WillGrant commented 8 years ago

This system works over all, but I have two concerns.

1.) The $1000 stipend for the trial period. We are asking people to show up for 2 months, 40 hours a week for $1000 a month. I don't think people can survive on that. Especially not anyone with kids or family they are responsible for. And people with responsibilities are a part of what we are looking for.

Consider that a person has to leave their job to take the risk that they will not pass the trial.

2.) I don't think this solves for the question of why a learner should vote someone down. They don't have an incentive to. It does not cost them anything to let someone slide through. Our metrics -- like relative contribution data -- create an incentive for honesty because their delta impacts their score. What is that mechanism here?

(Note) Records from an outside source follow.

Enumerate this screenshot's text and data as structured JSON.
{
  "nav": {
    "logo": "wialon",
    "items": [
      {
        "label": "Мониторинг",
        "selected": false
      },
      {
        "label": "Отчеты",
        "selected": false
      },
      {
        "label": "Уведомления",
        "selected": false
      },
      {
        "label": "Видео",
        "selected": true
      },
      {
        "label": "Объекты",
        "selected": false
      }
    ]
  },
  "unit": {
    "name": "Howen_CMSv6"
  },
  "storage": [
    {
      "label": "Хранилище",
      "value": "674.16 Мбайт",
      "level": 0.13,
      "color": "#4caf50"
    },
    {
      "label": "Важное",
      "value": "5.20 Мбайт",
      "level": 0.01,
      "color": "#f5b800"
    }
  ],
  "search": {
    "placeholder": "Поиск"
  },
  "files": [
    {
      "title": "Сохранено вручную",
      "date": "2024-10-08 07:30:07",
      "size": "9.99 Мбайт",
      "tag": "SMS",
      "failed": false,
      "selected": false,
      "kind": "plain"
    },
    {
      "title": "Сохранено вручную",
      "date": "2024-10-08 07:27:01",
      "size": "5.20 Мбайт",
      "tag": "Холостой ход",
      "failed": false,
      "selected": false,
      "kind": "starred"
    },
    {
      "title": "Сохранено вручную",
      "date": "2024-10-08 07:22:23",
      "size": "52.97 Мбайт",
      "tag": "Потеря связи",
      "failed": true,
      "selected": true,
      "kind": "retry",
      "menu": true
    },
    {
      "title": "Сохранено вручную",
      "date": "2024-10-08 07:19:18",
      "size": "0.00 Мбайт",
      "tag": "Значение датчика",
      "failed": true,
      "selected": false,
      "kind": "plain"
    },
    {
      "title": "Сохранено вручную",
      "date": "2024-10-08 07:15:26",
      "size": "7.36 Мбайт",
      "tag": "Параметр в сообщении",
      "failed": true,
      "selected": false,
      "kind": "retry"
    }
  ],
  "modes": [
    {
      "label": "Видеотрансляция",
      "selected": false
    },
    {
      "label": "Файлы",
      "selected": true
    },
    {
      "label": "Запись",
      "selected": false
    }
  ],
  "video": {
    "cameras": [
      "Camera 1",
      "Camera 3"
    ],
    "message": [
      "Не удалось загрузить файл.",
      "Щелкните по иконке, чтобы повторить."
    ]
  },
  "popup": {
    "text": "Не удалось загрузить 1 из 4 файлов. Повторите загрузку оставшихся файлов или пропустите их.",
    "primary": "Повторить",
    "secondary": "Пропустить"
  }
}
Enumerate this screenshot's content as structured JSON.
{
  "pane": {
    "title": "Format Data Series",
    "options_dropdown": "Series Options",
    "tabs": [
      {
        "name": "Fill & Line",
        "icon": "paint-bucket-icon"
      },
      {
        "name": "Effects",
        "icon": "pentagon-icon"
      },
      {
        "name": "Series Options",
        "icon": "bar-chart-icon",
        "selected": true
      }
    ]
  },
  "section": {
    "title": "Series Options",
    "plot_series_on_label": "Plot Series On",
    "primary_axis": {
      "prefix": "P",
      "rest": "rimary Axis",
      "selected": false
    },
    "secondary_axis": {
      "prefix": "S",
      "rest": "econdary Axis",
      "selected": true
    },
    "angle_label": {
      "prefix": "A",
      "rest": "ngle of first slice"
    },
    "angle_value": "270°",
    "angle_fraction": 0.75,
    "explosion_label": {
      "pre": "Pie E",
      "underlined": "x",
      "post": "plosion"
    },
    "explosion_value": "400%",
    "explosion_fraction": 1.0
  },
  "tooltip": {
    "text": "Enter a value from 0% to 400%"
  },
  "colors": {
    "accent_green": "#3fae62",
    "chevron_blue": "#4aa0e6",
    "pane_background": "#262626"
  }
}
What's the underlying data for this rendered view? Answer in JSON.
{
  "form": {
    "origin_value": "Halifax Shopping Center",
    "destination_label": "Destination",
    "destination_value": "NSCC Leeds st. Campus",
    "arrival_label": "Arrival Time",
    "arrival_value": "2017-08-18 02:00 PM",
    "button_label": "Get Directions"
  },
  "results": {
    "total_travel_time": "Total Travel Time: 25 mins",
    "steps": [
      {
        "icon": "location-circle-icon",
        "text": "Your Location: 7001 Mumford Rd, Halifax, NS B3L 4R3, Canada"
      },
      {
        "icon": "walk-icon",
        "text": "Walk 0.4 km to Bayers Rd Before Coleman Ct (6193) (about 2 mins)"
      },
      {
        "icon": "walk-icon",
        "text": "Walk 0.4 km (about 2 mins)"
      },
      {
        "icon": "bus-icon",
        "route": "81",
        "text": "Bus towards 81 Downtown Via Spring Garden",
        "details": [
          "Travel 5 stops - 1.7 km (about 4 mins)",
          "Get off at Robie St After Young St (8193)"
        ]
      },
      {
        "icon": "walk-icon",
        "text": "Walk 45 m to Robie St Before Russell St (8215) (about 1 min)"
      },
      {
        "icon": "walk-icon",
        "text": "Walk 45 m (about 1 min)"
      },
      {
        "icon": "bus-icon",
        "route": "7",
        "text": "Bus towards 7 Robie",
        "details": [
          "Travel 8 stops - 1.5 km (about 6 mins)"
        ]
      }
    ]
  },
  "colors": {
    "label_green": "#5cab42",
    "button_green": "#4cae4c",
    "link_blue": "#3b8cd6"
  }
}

Could we tie the learner to the evaluator -- even lightly? I don't think we have to chain them together, but a light tie would be enough to make people evaluate clearly. Its close to the real world -- if I recommend that my company hires somebody and they can't do their job, I don't have to pay their salary. But it does impact my reputation and prospects for advancement. How do we replicate that?

tannerwelsh commented 8 years ago

:+1: to @WillGrant re: the $1k stipend. I think we should offer the full $2k, give people a real chance.